Now, four months later, how goes the Blix-krieg?

It turns out that Blix has failed to present us even with the satisfying drama of being obviously ineffectual. Instead, he has done what career diplomats do best: please everyone a little. He has been just tough enough to avoid being dismissed as a cream-puff by the United States; just accommodating enough to the Iraqis to seem like he is not "in America's pocket"; and just balanced enough in his appraisals to allow the French and Germans to declare that the inspections are "working."

A perfect display of Blix in action was his performance over the weekend, when Blix declared that Iraq's token dismantling of a few missiles was "a very significant piece of real disarmament" -- while also acknowledging that Iraq's disarmament has been "very limited so far." Blix always manages to achieve this kind of balance. The pattern is: Iraqi cooperation has improved, but they must do more. This kind of statement is like a Rorschach test: everyone is free to see in it what he wants to see. The Bush administration can point out that Iraq is not fully cooperating; the French and Russians can point out that the inspections show signs of "progress"; the Iraqi regime can point out that the inspectors have still found no "smoking gun."

Federal Reserve Chairman Alan Greenspan once admitted that he intentionally speaks in vague economic gibberish, because if he says anything definite, he knows his words will move markets. Hans Blix is acutely aware that his words will move armies -- either sending them into Iraq, or sending them back home. So he is purposely trying to make those words irrelevant. He doesn't want to be blamed for tilting the case for war one way or the other.

The Blix-krieg is withering -- not in the sense of being too intense an assault to withstand, but in the sense of shrinking into bland nothingness.

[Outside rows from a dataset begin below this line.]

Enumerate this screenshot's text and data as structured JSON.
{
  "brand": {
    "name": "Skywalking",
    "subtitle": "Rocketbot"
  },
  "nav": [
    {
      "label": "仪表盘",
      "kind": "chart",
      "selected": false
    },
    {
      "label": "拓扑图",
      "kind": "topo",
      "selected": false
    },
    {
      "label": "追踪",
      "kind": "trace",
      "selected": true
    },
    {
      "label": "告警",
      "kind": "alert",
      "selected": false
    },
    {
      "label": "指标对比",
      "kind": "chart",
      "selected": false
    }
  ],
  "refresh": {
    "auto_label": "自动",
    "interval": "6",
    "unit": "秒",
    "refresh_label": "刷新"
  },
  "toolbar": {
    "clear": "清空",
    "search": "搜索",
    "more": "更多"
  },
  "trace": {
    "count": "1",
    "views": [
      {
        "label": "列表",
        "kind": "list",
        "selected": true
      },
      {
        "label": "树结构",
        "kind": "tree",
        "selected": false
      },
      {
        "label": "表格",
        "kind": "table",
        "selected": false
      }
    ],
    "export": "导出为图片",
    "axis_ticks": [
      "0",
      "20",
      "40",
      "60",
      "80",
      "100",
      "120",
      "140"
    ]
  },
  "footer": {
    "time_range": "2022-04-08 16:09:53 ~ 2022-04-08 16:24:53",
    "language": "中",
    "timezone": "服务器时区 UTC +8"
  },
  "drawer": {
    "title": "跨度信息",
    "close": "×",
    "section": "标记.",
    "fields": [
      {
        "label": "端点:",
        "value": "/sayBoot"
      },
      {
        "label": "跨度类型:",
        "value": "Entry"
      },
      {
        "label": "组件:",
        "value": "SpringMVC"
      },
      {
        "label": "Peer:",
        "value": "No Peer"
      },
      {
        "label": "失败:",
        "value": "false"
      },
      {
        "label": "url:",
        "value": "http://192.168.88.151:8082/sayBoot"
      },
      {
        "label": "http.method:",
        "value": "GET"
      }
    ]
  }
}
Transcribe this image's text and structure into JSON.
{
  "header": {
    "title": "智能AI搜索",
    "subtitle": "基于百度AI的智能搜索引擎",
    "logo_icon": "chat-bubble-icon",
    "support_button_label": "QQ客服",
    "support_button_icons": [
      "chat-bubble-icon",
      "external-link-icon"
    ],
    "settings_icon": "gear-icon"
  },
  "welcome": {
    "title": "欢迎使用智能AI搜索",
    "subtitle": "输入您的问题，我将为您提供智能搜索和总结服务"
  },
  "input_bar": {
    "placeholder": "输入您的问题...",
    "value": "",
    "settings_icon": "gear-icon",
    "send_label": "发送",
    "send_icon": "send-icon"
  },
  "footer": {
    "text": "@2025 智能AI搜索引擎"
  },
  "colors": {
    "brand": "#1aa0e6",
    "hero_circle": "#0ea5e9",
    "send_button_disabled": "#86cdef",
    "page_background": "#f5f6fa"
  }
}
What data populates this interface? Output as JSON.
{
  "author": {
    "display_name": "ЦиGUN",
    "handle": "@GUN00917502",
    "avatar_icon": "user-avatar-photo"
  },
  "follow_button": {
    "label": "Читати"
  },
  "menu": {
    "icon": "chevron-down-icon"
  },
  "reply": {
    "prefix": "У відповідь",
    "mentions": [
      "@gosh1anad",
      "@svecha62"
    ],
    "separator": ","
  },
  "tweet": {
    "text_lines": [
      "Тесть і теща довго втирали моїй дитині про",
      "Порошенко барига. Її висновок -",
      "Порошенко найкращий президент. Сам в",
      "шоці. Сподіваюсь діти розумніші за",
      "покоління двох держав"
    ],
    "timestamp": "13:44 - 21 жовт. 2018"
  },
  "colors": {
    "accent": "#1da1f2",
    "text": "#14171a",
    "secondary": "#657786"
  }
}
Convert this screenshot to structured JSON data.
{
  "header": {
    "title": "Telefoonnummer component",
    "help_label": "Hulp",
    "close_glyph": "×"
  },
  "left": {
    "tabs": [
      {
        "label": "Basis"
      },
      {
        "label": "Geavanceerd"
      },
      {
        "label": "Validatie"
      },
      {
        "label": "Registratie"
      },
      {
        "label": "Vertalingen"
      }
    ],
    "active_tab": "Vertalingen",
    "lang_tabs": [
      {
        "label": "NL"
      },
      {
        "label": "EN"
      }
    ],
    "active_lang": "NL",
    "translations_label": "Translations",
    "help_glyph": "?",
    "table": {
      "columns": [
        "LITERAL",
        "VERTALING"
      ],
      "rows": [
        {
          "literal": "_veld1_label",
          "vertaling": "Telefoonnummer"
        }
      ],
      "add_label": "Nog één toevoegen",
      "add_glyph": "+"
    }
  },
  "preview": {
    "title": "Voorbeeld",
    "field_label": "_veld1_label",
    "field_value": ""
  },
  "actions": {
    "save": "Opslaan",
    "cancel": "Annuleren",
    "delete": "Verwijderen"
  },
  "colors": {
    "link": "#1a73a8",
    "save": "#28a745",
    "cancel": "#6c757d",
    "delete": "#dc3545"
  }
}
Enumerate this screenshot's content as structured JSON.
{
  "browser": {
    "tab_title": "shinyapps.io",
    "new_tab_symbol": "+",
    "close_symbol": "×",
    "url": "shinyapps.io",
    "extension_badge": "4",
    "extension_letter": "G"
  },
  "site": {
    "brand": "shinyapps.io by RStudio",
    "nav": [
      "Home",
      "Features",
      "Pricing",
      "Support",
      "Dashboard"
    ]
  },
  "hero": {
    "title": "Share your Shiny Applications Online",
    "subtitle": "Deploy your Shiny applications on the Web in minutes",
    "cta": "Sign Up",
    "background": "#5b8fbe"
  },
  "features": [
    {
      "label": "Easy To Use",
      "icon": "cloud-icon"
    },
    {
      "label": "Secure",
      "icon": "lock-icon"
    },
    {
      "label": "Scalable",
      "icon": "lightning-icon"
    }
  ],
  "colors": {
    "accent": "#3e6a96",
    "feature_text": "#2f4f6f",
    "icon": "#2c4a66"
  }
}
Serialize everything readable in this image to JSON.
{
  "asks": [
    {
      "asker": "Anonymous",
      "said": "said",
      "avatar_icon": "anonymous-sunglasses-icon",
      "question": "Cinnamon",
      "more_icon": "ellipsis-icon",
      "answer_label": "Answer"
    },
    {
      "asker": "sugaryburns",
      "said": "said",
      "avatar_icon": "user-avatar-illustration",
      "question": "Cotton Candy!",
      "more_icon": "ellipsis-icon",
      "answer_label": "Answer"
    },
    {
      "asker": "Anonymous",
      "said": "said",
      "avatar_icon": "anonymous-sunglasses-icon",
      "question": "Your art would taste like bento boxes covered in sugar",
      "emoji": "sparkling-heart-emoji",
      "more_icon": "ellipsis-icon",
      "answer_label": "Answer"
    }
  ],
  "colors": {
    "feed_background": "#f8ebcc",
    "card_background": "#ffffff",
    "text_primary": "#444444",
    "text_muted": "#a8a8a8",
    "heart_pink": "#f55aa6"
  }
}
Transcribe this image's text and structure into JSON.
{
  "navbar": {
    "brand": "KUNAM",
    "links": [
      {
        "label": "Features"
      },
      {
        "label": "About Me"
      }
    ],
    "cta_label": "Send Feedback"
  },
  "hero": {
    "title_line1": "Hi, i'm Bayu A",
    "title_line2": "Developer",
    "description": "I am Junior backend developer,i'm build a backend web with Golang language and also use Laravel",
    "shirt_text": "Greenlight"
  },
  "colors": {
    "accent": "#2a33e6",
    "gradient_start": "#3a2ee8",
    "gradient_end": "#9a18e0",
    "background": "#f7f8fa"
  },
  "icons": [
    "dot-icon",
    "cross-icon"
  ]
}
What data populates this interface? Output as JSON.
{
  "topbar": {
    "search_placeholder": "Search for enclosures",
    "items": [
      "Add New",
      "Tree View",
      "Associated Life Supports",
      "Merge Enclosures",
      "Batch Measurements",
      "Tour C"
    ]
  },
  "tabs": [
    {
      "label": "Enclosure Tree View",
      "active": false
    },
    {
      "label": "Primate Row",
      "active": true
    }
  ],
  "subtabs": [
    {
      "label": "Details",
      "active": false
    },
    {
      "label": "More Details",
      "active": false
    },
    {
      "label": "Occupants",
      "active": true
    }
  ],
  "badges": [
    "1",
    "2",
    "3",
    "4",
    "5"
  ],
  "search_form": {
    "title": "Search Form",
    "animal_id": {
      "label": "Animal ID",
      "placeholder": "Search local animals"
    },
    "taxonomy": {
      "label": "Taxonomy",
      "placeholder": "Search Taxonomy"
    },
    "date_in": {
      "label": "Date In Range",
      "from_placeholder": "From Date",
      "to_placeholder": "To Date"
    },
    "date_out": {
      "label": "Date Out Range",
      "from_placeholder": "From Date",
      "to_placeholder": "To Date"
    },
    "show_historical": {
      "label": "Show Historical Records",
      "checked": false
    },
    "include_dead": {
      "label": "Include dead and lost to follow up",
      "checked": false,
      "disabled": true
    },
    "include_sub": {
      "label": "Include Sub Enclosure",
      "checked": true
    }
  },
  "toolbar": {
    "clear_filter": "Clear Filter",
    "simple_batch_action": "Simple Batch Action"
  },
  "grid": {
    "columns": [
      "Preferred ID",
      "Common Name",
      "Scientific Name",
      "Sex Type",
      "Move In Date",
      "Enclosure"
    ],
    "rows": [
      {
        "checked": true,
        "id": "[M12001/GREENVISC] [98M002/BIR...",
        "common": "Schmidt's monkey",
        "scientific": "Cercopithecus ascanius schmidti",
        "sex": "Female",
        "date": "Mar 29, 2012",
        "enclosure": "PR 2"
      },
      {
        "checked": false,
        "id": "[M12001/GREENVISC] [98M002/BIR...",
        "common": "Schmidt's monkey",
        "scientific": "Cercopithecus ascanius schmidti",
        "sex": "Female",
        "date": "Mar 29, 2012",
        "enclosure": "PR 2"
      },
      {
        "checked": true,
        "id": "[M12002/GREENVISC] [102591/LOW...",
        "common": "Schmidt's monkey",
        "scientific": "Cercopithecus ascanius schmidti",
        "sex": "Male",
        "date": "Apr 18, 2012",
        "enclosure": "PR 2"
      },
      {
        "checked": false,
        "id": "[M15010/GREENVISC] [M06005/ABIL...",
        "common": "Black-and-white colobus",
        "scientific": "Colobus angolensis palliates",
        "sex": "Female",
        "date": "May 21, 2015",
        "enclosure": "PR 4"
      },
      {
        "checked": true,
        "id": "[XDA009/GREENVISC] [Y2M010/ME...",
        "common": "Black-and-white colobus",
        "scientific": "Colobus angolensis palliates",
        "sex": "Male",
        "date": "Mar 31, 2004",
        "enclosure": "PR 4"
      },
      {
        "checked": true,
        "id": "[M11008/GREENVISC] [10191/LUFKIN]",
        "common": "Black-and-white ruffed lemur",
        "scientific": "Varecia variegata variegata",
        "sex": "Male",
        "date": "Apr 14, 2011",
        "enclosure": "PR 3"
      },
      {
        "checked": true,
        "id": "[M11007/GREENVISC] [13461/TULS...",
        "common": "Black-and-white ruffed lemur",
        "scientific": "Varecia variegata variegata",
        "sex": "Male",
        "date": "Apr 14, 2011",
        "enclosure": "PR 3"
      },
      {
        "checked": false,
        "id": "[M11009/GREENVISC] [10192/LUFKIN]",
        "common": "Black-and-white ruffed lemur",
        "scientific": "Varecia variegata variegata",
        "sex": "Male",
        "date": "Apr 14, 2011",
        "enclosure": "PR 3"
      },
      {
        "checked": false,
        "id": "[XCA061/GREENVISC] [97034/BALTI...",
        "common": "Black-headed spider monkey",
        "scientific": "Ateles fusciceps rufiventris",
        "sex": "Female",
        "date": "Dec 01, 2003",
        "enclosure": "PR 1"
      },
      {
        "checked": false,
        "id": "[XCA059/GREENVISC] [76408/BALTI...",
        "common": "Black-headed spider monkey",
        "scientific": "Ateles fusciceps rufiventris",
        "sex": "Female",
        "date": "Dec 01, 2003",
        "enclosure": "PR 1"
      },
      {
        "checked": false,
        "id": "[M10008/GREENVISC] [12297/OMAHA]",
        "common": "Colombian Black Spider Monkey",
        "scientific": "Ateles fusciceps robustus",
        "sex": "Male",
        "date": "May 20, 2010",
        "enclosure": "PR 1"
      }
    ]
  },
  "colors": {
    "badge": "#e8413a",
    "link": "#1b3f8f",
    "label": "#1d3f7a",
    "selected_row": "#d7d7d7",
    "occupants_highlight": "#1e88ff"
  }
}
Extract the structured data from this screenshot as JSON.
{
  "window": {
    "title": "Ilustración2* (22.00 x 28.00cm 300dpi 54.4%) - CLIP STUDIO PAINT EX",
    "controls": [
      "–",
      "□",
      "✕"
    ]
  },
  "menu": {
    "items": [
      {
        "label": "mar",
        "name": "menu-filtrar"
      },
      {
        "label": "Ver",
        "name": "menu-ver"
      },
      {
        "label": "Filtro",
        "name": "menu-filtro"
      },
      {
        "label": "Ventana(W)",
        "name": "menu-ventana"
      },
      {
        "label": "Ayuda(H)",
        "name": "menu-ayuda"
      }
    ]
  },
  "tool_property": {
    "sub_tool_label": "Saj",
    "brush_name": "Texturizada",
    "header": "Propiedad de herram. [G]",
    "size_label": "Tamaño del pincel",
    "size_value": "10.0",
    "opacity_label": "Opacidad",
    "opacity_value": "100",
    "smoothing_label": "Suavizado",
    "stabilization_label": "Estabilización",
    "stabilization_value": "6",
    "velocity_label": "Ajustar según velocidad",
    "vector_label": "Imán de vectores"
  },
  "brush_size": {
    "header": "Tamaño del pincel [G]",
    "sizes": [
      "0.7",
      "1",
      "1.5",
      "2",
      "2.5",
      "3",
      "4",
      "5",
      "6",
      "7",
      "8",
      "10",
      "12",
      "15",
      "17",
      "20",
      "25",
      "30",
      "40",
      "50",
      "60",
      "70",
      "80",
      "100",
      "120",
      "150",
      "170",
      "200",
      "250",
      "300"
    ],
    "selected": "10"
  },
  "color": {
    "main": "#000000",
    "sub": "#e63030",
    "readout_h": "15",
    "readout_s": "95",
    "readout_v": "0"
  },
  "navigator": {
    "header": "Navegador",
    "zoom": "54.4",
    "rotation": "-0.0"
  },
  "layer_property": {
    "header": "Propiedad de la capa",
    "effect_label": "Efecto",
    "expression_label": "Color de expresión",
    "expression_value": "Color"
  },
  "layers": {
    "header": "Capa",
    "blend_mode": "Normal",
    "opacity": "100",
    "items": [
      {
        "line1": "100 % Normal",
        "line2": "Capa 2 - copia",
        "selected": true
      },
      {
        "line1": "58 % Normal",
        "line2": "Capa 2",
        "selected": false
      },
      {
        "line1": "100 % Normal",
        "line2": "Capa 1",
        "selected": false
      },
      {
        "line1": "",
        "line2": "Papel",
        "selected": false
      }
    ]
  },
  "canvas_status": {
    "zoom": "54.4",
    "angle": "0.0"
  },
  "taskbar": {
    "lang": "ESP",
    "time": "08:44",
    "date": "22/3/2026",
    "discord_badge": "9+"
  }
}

This is calculated to make Blix inoffensive to all parties. In fact, it merely highlights what is wrong with weapons inspections and why this charade must end.

War is a black-and-white, all-or-nothing prospect -- and that's true whether we wage it against Iraq or Iraq wages it against us. Saddam Hussein is not attempting to more or less acquire nuclear weapons; if he uses them (either directly or through terrorists), our people will not sort of get killed. And if we want to stop Hussein from pursuing his deadly ambitions, we cannot invade Iraq on the one hand, but not invade it on the other hand. (We tried that 12 years ago, and look where it got us.)

All of this means that the decision to go to war cannot be based on the muddled message of the chief weapons inspector -- or on a consensus drawn from the conflicting viewpoints that Blix is trying to mollify.

President Bush likes to say that this crisis is a test of the U.N. Security Council. But the United Nations failed any such test long ago. The withering of the Blix-krieg is dictated by the need to satisfy a world body composed of four contradictory constituencies. The Security Council contains a small number of civilized nations and loyal allies who share America's interests (such as Britain); a few former world powers resentful of American might (France and Russia); a number of dictatorships with a vital stake in thwarting America's interests (China and Syria); and many other governments that are simply indifferent to America's security (such as Mexico).

Seeking a meaningful consensus among these contrasting interests is futile.

And worse: any such consensus is guaranteed not to include a serious concern for American interests or security.

I hope the administration will go to war in the next days or weeks regardless of any consensus at the United Nations. But even if they defy the Blix-krieg mentality at this moment -- when will they finally learn the vicious absurdity of paying heed to the organization that produced it?